A final piece of Kim Irwin’s presentation that I found interesting was the concept of not blaming the pedestrian for collisions that occur. This challenges our propensity in the medical field to point to a pedestrian’s choices to be irresponsible or drunk when they were injured so badly. According to WalkWays “No matter how you look at the data, every traffic fatality is preventable and unacceptable” because with proper planning and engineering human error can nearly be eliminated. For example, just reducing vehicle speed down from 40 mph by 10 or 20 mph in a collision with a pedestrian you improve mortality 50 and 90%, respectively. “Vision Zero” is a lofty goal to end all pedestrian fatalities adopted in other major metropolitan areas. The city of Indianapolis has not yet committed to this but WalkWays still advocates for city planning to keep safe non-motorized transportation in mind. The side effects of sedentariness and questionable life choices leading to trauma are problems that I cannot easily address quickly in a shift but I can remind myself based off of this talk how we can work to make things better in this city in the long run.
I appreciated the chance to attend this talk and lift my head out of the Emergency Department fugue. It reminded me why I was excited to live in my new neighborhood when I moved here.
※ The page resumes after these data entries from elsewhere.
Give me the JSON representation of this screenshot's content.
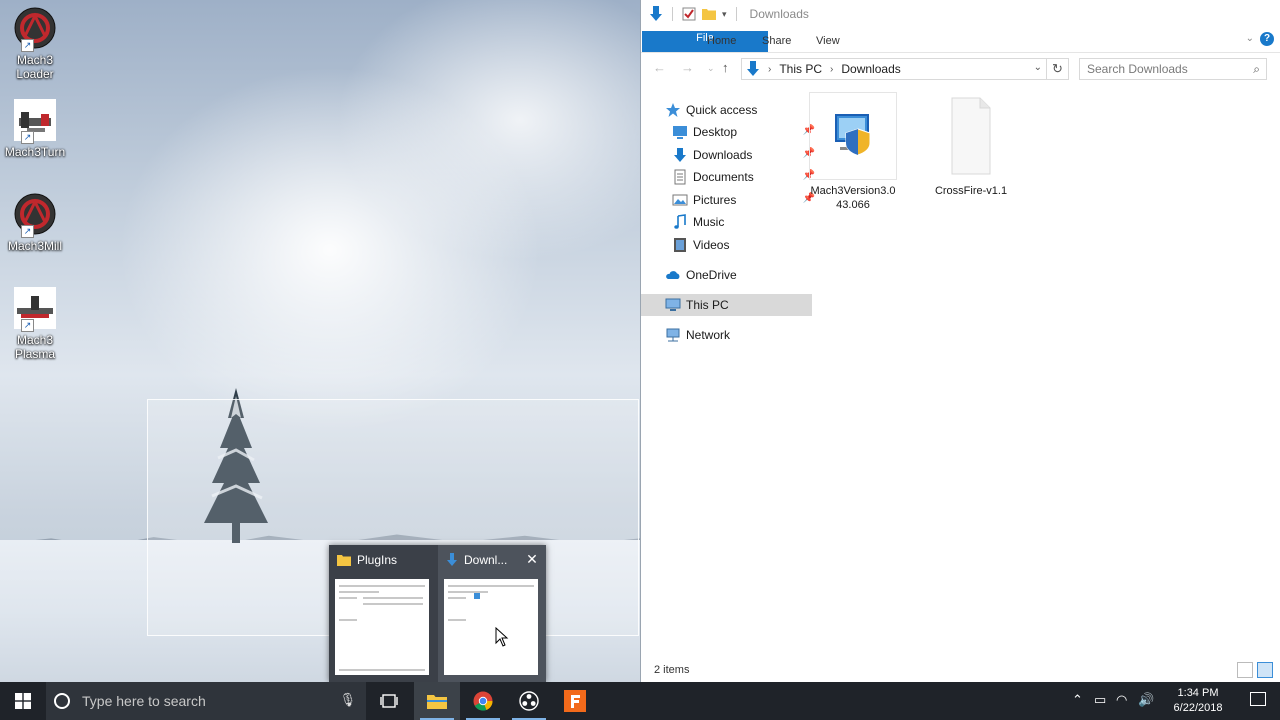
{
  "desktop": {
    "icons": [
      {
        "label": "Mach3\nLoader",
        "icon": "mach3-logo-icon"
      },
      {
        "label": "Mach3Turn",
        "icon": "lathe-icon"
      },
      {
        "label": "Mach3Mill",
        "icon": "mach3-logo-icon"
      },
      {
        "label": "Mach3\nPlasma",
        "icon": "plasma-cutter-icon"
      }
    ]
  },
  "thumbnails": {
    "items": [
      {
        "title": "PlugIns",
        "icon": "folder-icon"
      },
      {
        "title": "Downl...",
        "icon": "downloads-icon"
      }
    ],
    "close_glyph": "✕"
  },
  "explorer": {
    "title": "Downloads",
    "ribbon_tabs": [
      "File",
      "Home",
      "Share",
      "View"
    ],
    "help_glyph": "?",
    "address": [
      "This PC",
      "Downloads"
    ],
    "search_placeholder": "Search Downloads",
    "nav": {
      "quick_access": "Quick access",
      "pinned": [
        "Desktop",
        "Downloads",
        "Documents",
        "Pictures"
      ],
      "unpinned": [
        "Music",
        "Videos"
      ],
      "onedrive": "OneDrive",
      "this_pc": "This PC",
      "network": "Network"
    },
    "files": [
      {
        "name": "Mach3Version3.0\n43.066",
        "icon": "installer-icon"
      },
      {
        "name": "CrossFire-v1.1",
        "icon": "blank-file-icon"
      }
    ],
    "status": "2 items"
  },
  "taskbar": {
    "search_placeholder": "Type here to search",
    "time": "1:34 PM",
    "date": "6/22/2018",
    "apps": [
      "task-view-icon",
      "file-explorer-icon",
      "chrome-icon",
      "obs-icon",
      "fusion-icon"
    ]
  },
  "colors": {
    "accent": "#1979ca",
    "taskbar": "#1f2329",
    "selection": "#d9d9d9"
  }
}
I have absolutely taken advantage of the strides Indy has taken to improve its livability, which are the fruits of investments made years before I ever came here. It re-inspired the nerdy, community oriented, and policy driven part of myself (like Leslie Knope the fictional character in the TV show Parks and Rec). I hope I can participate in Indy WalkWays events that may happen this spring. I reflected on the fact that especially in the Emergency department where our empathy and patience is continually stretched, judgment and blame will sometimes creep into the background of my impression of patients and the societal issues they deal with are often complex and beyond their control. I could probably not walk a day in the shoes of many of my difficult patients’ lives so I’m thankful that an Indy group like Health By Design exists to make this walk easier.